Mais ceux qui ont l’impression que ce système ne fonctionne pas pour eux sont toujours plus frustrés. Des politiciens et des ONG ont proposé différentes solutions. Le peuple suisse a ainsi voté en septembre 2014 sur une initiative populaire qui demandait de remplacer les 67 compagnies d’assurance privées par une caisse publique pour les soins de base. Elle a été rejetée, mais quelques cantons romands l’ont approuvée, Vaud en particulier.

Le CSP a également d’autres préoccupations. L’an dernier, il a lancé une campagne demandant que la loi soit modifiée pour que les jeunes atteignant l’âge de la majorité n’aient plus à payer les dettes que leurs parents ont contractées pour eux auprès des assureurs-maladie.

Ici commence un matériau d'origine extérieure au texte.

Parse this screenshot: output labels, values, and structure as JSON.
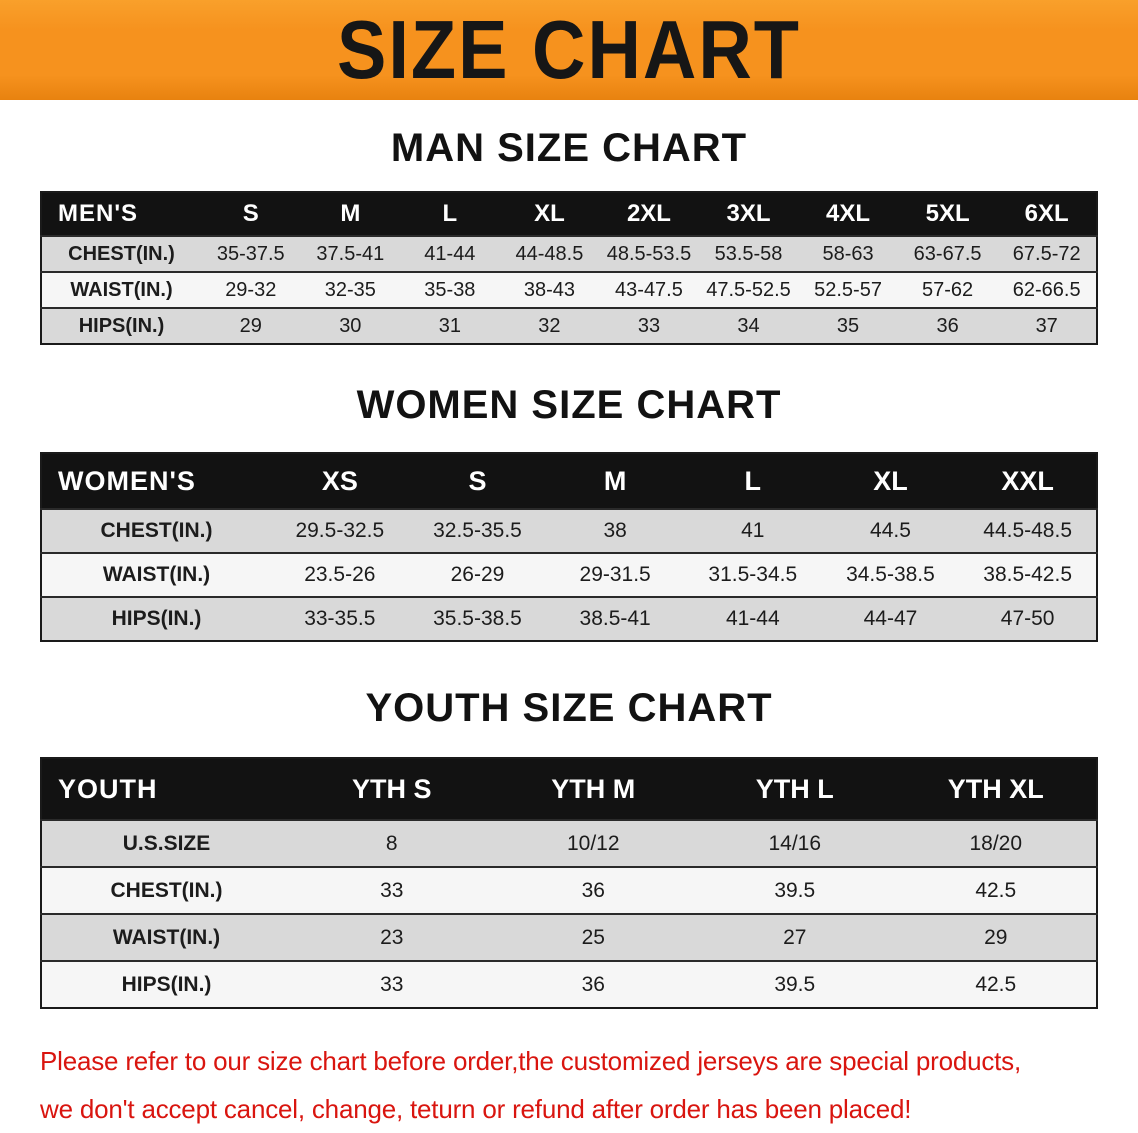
{
  "banner": {
    "title": "SIZE CHART"
  },
  "colors": {
    "banner_orange": "#f6921e",
    "header_black": "#121212",
    "row_gray": "#d9d9d9",
    "row_white": "#f6f6f6",
    "warning_red": "#d9150f"
  },
  "headings": {
    "men": "MAN SIZE CHART",
    "women": "WOMEN SIZE CHART",
    "youth": "YOUTH SIZE CHART"
  },
  "tables": {
    "men": {
      "label": "MEN'S",
      "columns": [
        "S",
        "M",
        "L",
        "XL",
        "2XL",
        "3XL",
        "4XL",
        "5XL",
        "6XL"
      ],
      "rows": [
        {
          "label": "CHEST(IN.)",
          "values": [
            "35-37.5",
            "37.5-41",
            "41-44",
            "44-48.5",
            "48.5-53.5",
            "53.5-58",
            "58-63",
            "63-67.5",
            "67.5-72"
          ]
        },
        {
          "label": "WAIST(IN.)",
          "values": [
            "29-32",
            "32-35",
            "35-38",
            "38-43",
            "43-47.5",
            "47.5-52.5",
            "52.5-57",
            "57-62",
            "62-66.5"
          ]
        },
        {
          "label": "HIPS(IN.)",
          "values": [
            "29",
            "30",
            "31",
            "32",
            "33",
            "34",
            "35",
            "36",
            "37"
          ]
        }
      ]
    },
    "women": {
      "label": "WOMEN'S",
      "columns": [
        "XS",
        "S",
        "M",
        "L",
        "XL",
        "XXL"
      ],
      "rows": [
        {
          "label": "CHEST(IN.)",
          "values": [
            "29.5-32.5",
            "32.5-35.5",
            "38",
            "41",
            "44.5",
            "44.5-48.5"
          ]
        },
        {
          "label": "WAIST(IN.)",
          "values": [
            "23.5-26",
            "26-29",
            "29-31.5",
            "31.5-34.5",
            "34.5-38.5",
            "38.5-42.5"
          ]
        },
        {
          "label": "HIPS(IN.)",
          "values": [
            "33-35.5",
            "35.5-38.5",
            "38.5-41",
            "41-44",
            "44-47",
            "47-50"
          ]
        }
      ]
    },
    "youth": {
      "label": "YOUTH",
      "columns": [
        "YTH S",
        "YTH M",
        "YTH L",
        "YTH XL"
      ],
      "rows": [
        {
          "label": "U.S.SIZE",
          "values": [
            "8",
            "10/12",
            "14/16",
            "18/20"
          ]
        },
        {
          "label": "CHEST(IN.)",
          "values": [
            "33",
            "36",
            "39.5",
            "42.5"
          ]
        },
        {
          "label": "WAIST(IN.)",
          "values": [
            "23",
            "25",
            "27",
            "29"
          ]
        },
        {
          "label": "HIPS(IN.)",
          "values": [
            "33",
            "36",
            "39.5",
            "42.5"
          ]
        }
      ]
    }
  },
  "footer": {
    "line1": "Please refer to our size chart before order,the customized jerseys are special products,",
    "line2": "we don't accept cancel, change, teturn or refund after order has been placed!"
  }
}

À peine majeurs, certains se retrouvent aux poursuites, parfois pour plusieurs milliers de francs.

Publicité et lobbying

Aux yeux du grand public, la comptabilité des compagnies d’assurance est plutôt opaque et il a l’impression que les primes augmentent plus fortement que les coûts de la santé.  «C’est pourquoi on se demande ce que les compagnies font avec ce qu’on leur verse chaque mois», relève Géraldine Michaud. «Il y a bien sûr les frais médicaux, mais combien consacrent-elles à la publicité et au lobbying?»

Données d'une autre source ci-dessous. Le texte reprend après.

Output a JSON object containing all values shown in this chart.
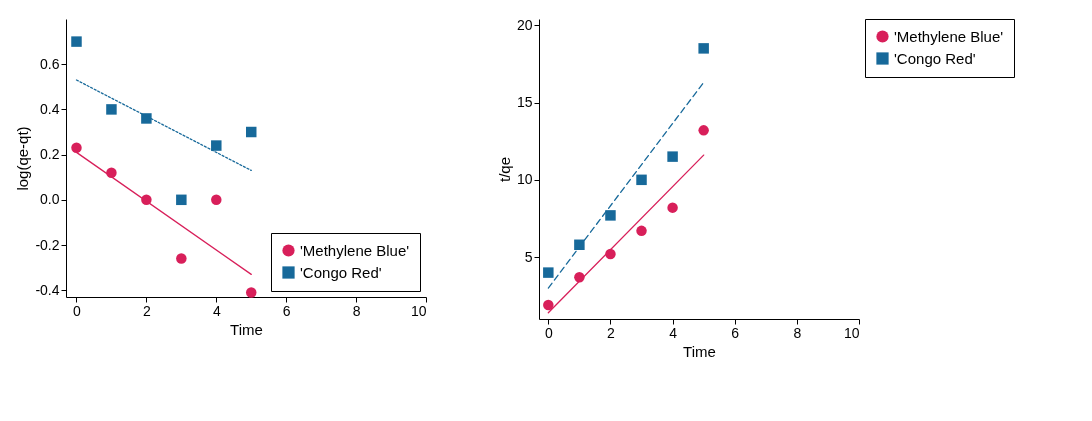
{
  "chart_data": [
    {
      "type": "scatter",
      "xlabel": "Time",
      "ylabel": "log(qe-qt)",
      "xlim": [
        -0.3,
        10
      ],
      "xticks": [
        0,
        2,
        4,
        6,
        8,
        10
      ],
      "ylim": [
        -0.43,
        0.8
      ],
      "yticks": [
        {
          "value": -0.4,
          "label": "-0.4"
        },
        {
          "value": -0.2,
          "label": "-0.2"
        },
        {
          "value": 0,
          "label": "0.0"
        },
        0.2,
        0.4,
        0.6
      ],
      "legend": "bottom right",
      "series": [
        {
          "name": "'Methylene Blue'",
          "marker": "circle",
          "color": "#d81f5a",
          "x": [
            0,
            1,
            2,
            3,
            4,
            5
          ],
          "values": [
            0.23,
            0.12,
            0.0,
            -0.26,
            0.0,
            -0.41
          ]
        },
        {
          "name": "'Congo Red'",
          "marker": "square",
          "color": "#17699a",
          "x": [
            0,
            1,
            2,
            3,
            4,
            5
          ],
          "values": [
            0.7,
            0.4,
            0.36,
            0.0,
            0.24,
            0.3
          ]
        },
        {
          "type": "line",
          "line_style": "solid",
          "color": "#d81f5a",
          "x": [
            0,
            5
          ],
          "values": [
            0.21,
            -0.33
          ]
        },
        {
          "type": "line",
          "line_style": "dotted",
          "color": "#17699a",
          "x": [
            0,
            5
          ],
          "values": [
            0.53,
            0.13
          ]
        }
      ]
    },
    {
      "type": "scatter",
      "xlabel": "Time",
      "ylabel": "t/qe",
      "xlim": [
        -0.3,
        10
      ],
      "xticks": [
        0,
        2,
        4,
        6,
        8,
        10
      ],
      "ylim": [
        1,
        20.4
      ],
      "yticks": [
        5,
        10,
        15,
        20
      ],
      "legend": "right",
      "series": [
        {
          "name": "'Methylene Blue'",
          "marker": "circle",
          "color": "#d81f5a",
          "x": [
            0,
            1,
            2,
            3,
            4,
            5
          ],
          "values": [
            1.9,
            3.7,
            5.2,
            6.7,
            8.2,
            13.2
          ]
        },
        {
          "name": "'Congo Red'",
          "marker": "square",
          "color": "#17699a",
          "x": [
            0,
            1,
            2,
            3,
            4,
            5
          ],
          "values": [
            4.0,
            5.8,
            7.7,
            10.0,
            11.5,
            18.5
          ]
        },
        {
          "type": "line",
          "line_style": "solid",
          "color": "#d81f5a",
          "x": [
            0,
            5
          ],
          "values": [
            1.4,
            11.6
          ]
        },
        {
          "type": "line",
          "line_style": "dashed",
          "color": "#17699a",
          "x": [
            0,
            5
          ],
          "values": [
            3.0,
            16.3
          ]
        }
      ]
    }
  ]
}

Christophe Kaempf, le porte-parole de Santésuisse, estime qu’il est faux de dire que les primes augmentent davantage que les coûts. Selon lui, certains politiciens manipulent les chiffres en comparant la hausse totale des dépenses à celle d’un seul modèle (avec une franchise à 300 francs) qui «ne représente qu’une petite partie dans la hausse des primes». Il conteste aussi l’accusation selon laquelle les comptes des compagnies manquent de transparence. «Je ne pense pas que ce soit vrai. Les assureurs doivent fournir tous les chiffres à l’Office fédéral de la santé publique et doivent également publier des rapports annuels», souligne-t-il.

Christophe Kaempf relève que les compagnies ne peuvent pas réaliser de profit dans le domaine de l’assurance de base puisque les excédents vont grossir les réserves destinées à couvrir les risques à venir. Quant à la publicité et au lobbying, il remarque que «cinq pourcents des primes de l’assurance de base vont aux frais administratifs». Mais cela n’est vrai que pour l’assurance obligatoire. Les assureurs proposent aussi de nombreuses complémentaires qu’ils peuvent promouvoir comme ils l’entendent. 

«Notre système a beaucoup d’éléments positifs», relève Corinne Feusier, du CSP. «Le principal problème, c’est que les primes ne sont pas adaptées au revenu. Vous payez la même chose qu’il soit bas ou qu’il soit élevé.».